Até é uma coisa que digo, danos materiais a gente repara. A gente trabalha e busca. Mas pessoas, o que aconteceu com eles não têm. Agora que fiquei sabendo. Hoje vi a entrevista da Rafaela. Até então não sabia da gravidade, não sabia como ela estava. É uma coisa que não sai da minha cabeça. Tentei por terceiros fazer contato, saber como ela estava, se estava bem. Nesse momento, graças a Deus que tinha aquele Peugeot parado. Não sei o que faria se acontecesse alguma coisa pior. Não sei minha cabeça como iria ficar. Estou abalado e gostaria de, principalmente, para os pais, para eles, tenho filhos, sei como funciona isso, imagina alguém encostar num filho, em um irmão teu… Não sei o que posso fazer para amenizar essa situação. Nunca esperava.

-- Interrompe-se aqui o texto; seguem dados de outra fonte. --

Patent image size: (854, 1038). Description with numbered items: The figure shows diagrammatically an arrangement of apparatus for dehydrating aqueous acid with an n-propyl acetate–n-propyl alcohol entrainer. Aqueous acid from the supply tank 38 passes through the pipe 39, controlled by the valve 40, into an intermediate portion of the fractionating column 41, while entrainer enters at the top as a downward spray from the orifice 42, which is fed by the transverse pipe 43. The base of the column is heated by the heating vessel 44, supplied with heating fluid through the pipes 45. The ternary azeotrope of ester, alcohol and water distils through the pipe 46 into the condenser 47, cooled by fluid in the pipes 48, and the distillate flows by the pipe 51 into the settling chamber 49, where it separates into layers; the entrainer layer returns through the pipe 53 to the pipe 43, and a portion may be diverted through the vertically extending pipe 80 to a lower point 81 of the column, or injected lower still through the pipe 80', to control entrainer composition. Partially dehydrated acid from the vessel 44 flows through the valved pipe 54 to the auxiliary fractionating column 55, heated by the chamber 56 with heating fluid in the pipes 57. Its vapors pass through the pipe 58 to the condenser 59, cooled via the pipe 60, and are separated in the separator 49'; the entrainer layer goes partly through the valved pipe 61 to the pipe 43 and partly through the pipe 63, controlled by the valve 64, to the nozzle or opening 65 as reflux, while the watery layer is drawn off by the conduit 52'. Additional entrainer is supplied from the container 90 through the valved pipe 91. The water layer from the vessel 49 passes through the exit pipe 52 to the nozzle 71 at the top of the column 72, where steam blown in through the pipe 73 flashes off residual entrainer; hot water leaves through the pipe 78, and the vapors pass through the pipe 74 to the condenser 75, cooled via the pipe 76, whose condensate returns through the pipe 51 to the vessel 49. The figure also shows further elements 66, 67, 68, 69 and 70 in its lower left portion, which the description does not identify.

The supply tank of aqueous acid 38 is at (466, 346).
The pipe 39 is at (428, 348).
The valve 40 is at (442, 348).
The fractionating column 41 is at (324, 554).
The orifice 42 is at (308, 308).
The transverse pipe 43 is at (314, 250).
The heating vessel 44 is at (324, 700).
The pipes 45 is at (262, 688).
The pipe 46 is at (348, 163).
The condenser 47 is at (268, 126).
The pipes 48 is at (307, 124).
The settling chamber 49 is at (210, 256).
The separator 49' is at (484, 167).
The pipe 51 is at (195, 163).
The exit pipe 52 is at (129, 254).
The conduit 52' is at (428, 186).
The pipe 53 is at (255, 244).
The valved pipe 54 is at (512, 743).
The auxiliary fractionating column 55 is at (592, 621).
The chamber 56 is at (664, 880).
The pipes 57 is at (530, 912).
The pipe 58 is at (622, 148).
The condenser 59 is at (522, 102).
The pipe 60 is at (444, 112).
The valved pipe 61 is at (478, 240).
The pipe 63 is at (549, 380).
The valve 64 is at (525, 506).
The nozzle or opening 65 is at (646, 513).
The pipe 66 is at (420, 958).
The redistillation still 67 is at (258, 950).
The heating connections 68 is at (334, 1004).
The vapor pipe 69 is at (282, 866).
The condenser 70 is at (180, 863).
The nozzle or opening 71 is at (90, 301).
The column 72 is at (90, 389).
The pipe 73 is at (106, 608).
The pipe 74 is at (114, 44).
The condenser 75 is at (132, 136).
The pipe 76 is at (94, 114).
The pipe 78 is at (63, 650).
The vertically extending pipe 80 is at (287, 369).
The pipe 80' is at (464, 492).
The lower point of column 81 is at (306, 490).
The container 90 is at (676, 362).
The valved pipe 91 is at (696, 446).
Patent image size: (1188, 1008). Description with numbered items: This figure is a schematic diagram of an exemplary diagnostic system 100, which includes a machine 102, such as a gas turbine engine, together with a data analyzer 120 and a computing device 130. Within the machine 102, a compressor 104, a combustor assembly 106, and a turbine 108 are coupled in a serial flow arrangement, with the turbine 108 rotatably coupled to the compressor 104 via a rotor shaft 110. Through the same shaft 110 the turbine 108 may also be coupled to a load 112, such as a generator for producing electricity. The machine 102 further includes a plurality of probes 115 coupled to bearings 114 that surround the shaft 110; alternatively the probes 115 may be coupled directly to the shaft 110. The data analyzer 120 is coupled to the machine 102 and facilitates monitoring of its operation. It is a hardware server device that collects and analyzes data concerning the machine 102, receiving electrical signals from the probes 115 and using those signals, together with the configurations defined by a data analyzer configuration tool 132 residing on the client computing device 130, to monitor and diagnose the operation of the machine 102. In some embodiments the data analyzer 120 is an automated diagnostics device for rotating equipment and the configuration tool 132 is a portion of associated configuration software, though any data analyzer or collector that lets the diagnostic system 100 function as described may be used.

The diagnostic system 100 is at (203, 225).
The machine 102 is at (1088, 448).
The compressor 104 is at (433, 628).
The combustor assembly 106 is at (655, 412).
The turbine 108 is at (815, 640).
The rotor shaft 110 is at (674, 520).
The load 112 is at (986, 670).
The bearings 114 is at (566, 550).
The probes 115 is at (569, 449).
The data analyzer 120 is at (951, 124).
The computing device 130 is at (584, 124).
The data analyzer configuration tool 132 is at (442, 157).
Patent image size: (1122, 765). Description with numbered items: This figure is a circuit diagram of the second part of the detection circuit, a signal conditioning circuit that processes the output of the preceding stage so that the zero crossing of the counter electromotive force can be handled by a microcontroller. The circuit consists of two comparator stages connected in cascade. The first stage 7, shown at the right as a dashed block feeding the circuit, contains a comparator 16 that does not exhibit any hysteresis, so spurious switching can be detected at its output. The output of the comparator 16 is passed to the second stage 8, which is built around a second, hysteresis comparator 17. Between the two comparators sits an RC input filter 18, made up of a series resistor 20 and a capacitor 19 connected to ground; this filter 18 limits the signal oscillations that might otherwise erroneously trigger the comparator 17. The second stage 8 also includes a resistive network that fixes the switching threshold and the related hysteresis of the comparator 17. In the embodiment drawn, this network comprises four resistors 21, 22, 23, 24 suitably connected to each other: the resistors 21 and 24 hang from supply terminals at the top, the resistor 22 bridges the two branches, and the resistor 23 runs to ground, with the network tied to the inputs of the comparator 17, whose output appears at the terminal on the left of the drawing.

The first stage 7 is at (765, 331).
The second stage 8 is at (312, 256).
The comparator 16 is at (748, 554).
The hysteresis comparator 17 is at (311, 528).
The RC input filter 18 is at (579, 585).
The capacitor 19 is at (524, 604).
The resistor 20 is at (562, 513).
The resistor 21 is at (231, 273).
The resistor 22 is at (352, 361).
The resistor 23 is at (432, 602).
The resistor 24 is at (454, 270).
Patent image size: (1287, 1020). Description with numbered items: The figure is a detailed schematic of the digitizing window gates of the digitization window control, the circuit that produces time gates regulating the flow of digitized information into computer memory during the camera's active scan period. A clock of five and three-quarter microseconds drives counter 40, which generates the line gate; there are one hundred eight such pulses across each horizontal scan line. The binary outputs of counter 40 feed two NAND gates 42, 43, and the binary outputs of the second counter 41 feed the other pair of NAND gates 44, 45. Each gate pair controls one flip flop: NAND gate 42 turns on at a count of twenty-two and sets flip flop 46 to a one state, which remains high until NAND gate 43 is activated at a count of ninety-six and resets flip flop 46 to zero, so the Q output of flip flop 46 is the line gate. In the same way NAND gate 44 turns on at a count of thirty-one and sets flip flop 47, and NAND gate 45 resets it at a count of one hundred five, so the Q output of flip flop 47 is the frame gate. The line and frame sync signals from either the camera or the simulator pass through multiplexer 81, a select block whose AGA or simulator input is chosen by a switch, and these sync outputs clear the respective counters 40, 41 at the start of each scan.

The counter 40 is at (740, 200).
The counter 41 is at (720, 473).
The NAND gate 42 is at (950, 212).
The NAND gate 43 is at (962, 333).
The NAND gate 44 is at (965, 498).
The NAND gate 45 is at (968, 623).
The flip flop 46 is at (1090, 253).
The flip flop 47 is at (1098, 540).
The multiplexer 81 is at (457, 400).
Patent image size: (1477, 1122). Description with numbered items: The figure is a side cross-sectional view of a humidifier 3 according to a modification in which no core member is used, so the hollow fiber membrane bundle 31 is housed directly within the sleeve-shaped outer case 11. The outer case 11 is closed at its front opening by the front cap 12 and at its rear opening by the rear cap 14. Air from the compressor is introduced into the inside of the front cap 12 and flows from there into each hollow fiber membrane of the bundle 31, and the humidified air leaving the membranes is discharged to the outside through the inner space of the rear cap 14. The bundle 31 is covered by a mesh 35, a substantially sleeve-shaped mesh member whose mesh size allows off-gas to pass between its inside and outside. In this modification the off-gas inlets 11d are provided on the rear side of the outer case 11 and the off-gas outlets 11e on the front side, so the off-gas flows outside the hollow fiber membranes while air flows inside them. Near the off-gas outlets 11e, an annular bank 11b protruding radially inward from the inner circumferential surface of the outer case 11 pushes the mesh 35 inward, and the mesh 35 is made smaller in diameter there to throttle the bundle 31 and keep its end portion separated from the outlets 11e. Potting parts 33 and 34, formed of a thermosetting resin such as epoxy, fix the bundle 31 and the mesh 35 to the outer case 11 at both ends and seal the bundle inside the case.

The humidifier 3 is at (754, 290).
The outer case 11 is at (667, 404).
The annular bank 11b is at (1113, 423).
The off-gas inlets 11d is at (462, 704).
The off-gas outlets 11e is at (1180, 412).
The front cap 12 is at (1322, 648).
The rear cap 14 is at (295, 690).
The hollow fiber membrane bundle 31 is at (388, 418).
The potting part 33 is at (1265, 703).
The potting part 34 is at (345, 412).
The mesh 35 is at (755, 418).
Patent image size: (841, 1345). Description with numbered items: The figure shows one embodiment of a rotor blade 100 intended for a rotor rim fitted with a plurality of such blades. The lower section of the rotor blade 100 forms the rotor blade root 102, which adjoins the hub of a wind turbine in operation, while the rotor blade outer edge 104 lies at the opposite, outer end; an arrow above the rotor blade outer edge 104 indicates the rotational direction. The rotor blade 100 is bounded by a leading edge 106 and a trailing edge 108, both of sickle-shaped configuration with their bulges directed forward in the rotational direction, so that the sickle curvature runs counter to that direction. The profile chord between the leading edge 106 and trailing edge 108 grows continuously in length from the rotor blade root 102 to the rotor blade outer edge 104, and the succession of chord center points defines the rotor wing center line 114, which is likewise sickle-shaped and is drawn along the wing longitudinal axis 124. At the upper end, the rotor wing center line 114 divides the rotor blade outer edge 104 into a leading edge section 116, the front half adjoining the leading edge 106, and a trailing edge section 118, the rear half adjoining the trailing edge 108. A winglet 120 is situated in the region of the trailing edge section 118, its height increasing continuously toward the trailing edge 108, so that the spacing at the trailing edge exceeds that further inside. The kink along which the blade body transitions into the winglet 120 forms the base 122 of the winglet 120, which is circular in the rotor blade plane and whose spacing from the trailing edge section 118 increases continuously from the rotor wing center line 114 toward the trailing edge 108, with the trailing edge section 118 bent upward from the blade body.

Quem bebeu as outras oito cervejas da sua comanda?
Algumas pessoas lá. A própria Júlia (testemunha que já depôs à polícia), que tem uma declaração dela à polícia. Dei algumas cervejas para ela. O que acabei fazendo? Pegava e dava. Dei até para pessoas que nem conhecia. Ia deixar para a casa? Ia ter de pagar o valor e acabei dando. Então teve a Júlia, que fez a declaração, e pessoas que nem sabia que estavam junto com o pessoal. Nessas alturas, entrei na casa pela meia-noite e pouco, meia-noite e quarenta, saí em torno de três e meia. Se for analisar, aquilo é uma festa grande, esse horário está apenas começando. Não estava no clima de festa por alguns problemas pessoais. Saí para dar uma desopilada com os amigos.
O que seu amigo falou por tê-lo deixado sozinho?
Ele falou que estava bem. Em nenhum momento deixaria ele ali se estivesse com alguma coisa grave. Ele disse que estava bem e que eu poderia ir. Disse que estava com um pouquinho de dor. Em nenhum momento pediu para ficar. A partir do momento que vi que ele não estava gravemente machucado, acabei indo justamente porque queria indenizar os terceiros, que era o táxi e o Peugeot estacionado.
O que o senhor pretende fazer agora que foi indiciado por duas tentativas de homicídio triplamente qualificado e com o pedido de prisão preventiva solicitado pela polícia?
Não sei. Realmente não sei. Não posso fazer nada. Não vou fugir. Vou assumir. (Segundo o advogado Jader Marques, que defende Brentano, ele irá aguardar o cumprimento da decisão judicial em casa. Se a prisão for efetuada, Jader pretende ingressar com um habeas para garantir que o motorista do Audi possa responder ao processo em liberdade).